Pasado un tiempo y después de leer las sagradas escrituras, Huber quedó completamente dormido y soñó con el Señor que lo llamaba a sus caminos, más no pudo entenderlo. Un tiempo después empezó a entender los designios del Señor, cuando soñó con un enorme ojo que lo observó desde el cielo y lo seguía por donde iba. Al despertar le produjo un gran temor.
“No quise ni mirar al cielo, porque supe que Dios observaba toda mi vida y toda la inmundicia que hice… Dios estuvo tratando con mi vida”, refiere.

Entregado a Dios

A mediados del año 1990 y con 22 años de edad, Huber tuvo muchas esperanzas de ingresar a una iglesia evangélica, pero las fiestas y los carnavales de la ciudad se lo impidieron; hasta que en una ocasión los cánticos y las melodías de una iglesia cristiana lo paralizaron en medio de la calle y lo acercaron a la puerta del templo, donde el Señor le habló tres veces, diciéndole:
“Hijo mío, este es el lugar donde yo te necesito”.
Al ser capturado por la voz celestial, sus amigos lo persuadieron y lo sacaron de la puerta de aquel templo y Huber volvió a perderse en sus parrandas y orgías.
Un tiempo después, aquel joven cristiano nuevamente empezó a frecuentarlo e invitarlo a la iglesia del Movimiento Misionero Mundial; pero esta vez a una vivienda, para que escuche el mensaje de un predicador australiano, que estaba a punto de partir a la isla continente.
Ante su disposición y tras una semana de asistir a dicha vivienda, ubicada en el Área Metropolitana de la capital salvadoreña, Huber se entregó al cristianismo y a una vida piadosa que lo convirtió en un siervo de Dios.
“Caí de rodillas pidiéndole perdón al Señor, y diciéndole que desde ese día gobierne mi vida porque yo nunca supo hacerlo”, recuerda.
Pese a que nunca quiso ser un ministro del evangelio, un año después el Señor lo llamó al ministerio pastoral a través de una profecía bíblica.
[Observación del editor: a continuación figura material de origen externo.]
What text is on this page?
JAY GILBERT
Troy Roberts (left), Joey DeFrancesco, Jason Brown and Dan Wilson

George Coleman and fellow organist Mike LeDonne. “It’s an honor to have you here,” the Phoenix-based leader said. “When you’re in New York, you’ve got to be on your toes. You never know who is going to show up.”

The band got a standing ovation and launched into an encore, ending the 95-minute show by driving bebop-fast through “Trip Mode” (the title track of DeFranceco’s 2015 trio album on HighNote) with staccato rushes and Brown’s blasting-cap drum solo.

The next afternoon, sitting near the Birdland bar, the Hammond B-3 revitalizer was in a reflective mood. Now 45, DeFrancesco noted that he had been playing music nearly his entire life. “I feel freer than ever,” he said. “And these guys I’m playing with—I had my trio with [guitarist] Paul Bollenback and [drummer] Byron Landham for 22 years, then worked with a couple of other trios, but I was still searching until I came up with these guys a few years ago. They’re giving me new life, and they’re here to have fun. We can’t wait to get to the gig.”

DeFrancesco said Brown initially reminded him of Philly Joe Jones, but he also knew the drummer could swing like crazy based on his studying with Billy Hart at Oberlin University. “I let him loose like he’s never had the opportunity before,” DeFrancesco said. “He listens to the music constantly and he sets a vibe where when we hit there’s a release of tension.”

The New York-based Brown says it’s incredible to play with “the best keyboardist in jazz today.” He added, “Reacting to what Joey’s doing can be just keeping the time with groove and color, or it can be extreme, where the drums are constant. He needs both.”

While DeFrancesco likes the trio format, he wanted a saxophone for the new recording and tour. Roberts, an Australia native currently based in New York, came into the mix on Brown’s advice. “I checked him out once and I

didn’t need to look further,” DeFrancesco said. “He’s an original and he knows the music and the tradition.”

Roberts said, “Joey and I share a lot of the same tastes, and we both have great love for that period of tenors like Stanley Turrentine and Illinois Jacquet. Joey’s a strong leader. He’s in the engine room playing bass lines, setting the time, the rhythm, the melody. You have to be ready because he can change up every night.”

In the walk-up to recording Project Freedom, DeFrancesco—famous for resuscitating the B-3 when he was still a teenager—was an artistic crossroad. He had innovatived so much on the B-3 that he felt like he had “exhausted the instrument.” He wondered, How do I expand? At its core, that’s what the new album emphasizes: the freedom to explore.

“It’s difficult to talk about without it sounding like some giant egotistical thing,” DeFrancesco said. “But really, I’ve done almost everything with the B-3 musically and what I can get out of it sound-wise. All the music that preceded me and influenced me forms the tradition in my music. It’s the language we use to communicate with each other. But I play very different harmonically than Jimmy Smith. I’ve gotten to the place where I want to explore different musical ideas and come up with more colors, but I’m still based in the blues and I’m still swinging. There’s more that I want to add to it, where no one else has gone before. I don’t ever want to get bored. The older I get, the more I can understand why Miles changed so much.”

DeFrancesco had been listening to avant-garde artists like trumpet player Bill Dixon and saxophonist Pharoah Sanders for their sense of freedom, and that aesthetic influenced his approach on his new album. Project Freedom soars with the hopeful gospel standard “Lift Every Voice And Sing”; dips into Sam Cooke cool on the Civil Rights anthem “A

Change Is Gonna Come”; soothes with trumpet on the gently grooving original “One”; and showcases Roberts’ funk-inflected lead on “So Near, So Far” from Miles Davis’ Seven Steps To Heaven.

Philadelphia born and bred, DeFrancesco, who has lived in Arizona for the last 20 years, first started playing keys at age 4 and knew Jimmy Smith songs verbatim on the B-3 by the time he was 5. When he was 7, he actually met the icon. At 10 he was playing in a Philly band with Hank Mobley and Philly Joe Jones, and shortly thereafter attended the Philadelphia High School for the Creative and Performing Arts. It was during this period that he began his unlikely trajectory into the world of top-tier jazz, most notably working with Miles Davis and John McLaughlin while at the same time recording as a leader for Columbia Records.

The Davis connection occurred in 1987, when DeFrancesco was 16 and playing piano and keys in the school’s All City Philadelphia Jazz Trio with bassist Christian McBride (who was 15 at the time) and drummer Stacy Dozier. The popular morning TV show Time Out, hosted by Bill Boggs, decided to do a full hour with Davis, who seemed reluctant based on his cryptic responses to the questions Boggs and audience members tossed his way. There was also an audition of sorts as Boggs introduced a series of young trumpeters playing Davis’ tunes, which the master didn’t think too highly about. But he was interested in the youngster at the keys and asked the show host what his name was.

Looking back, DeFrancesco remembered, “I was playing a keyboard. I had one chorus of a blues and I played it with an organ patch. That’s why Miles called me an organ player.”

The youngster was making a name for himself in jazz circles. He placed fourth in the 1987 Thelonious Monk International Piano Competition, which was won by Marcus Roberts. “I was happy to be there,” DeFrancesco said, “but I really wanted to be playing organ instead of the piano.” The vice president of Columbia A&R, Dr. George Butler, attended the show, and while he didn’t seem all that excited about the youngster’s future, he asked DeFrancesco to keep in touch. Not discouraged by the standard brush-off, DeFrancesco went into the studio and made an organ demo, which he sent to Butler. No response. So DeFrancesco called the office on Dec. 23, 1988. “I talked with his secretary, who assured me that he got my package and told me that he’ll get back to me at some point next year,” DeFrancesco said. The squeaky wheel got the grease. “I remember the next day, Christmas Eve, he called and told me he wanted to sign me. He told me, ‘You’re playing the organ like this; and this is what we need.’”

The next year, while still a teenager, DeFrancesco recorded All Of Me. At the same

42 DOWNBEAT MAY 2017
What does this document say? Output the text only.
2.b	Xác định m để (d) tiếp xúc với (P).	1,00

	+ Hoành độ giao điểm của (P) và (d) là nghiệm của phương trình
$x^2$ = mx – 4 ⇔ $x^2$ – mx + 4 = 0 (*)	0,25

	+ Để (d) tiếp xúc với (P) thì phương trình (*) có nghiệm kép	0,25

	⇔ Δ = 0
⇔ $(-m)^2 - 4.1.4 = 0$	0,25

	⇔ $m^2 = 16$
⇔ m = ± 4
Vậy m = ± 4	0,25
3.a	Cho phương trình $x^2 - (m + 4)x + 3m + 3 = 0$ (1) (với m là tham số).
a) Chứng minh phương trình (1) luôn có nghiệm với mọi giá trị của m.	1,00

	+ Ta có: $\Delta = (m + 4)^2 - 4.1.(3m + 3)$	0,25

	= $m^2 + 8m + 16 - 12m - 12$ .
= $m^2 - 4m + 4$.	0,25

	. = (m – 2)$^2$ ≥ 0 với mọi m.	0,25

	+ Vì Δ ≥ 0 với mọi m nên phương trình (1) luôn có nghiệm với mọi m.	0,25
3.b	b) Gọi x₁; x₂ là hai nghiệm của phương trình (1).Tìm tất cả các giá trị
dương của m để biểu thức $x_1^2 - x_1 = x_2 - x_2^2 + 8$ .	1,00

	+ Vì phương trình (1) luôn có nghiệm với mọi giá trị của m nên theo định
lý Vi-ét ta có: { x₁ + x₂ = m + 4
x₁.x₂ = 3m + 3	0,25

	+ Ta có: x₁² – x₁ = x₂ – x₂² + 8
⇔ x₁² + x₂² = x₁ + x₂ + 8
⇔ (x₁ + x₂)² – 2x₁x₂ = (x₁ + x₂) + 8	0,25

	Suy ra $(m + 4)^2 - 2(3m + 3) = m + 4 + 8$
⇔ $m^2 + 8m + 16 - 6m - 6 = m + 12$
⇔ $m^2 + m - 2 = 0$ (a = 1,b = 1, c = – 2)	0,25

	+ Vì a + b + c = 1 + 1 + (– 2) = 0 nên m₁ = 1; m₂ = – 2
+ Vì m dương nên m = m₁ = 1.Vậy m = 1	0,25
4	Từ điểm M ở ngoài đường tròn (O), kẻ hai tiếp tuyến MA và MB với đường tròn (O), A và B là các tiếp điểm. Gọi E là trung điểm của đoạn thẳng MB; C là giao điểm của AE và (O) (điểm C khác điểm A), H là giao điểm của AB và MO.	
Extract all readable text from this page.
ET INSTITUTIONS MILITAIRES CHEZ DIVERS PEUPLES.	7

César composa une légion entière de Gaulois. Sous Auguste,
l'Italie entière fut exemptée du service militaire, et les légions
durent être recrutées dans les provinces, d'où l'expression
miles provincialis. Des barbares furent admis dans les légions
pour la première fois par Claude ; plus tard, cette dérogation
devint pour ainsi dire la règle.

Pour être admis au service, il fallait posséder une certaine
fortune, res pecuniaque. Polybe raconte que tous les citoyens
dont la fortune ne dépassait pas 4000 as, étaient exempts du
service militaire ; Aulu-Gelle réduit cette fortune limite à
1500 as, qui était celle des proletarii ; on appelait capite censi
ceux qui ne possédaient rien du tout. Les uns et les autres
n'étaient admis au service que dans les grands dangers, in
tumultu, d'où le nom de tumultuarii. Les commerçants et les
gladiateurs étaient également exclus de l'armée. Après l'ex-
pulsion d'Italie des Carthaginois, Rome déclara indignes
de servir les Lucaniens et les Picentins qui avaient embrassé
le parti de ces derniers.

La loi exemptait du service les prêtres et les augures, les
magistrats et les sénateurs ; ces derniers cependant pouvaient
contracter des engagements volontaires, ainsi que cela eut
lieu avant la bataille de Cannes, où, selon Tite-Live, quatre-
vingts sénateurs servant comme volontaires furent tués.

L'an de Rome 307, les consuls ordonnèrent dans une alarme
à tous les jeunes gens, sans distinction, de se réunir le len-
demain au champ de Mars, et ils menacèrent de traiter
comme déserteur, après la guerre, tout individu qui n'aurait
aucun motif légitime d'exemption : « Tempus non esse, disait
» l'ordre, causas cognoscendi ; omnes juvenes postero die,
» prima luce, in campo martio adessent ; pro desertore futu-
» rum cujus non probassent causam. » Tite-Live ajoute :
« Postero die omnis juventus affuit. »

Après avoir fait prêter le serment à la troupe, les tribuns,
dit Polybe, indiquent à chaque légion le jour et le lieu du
En 1995 se casó con Susana Cerón y tuvieron dos niñas.
Desde 1999, trabajó como pastor en la ciudad de San Marcos. Luego pastoreó en la ciudad de Soyapango hasta el año 2007, en que fue designado como Vicepresidente de la Junta Directiva Nacional del Movimiento Misionero Mundial de su país, con 15 congregaciones de las cuatro zonas a los que supervisa actualmente.
Con toda la experiencia adquirida, el pastor Huber Sosa entiende que para ser un verdadero ministro del evangelio, no hace falta tener erudición, ni estudios ni seminarios teológicos, sino obedecer la palabra de Dios.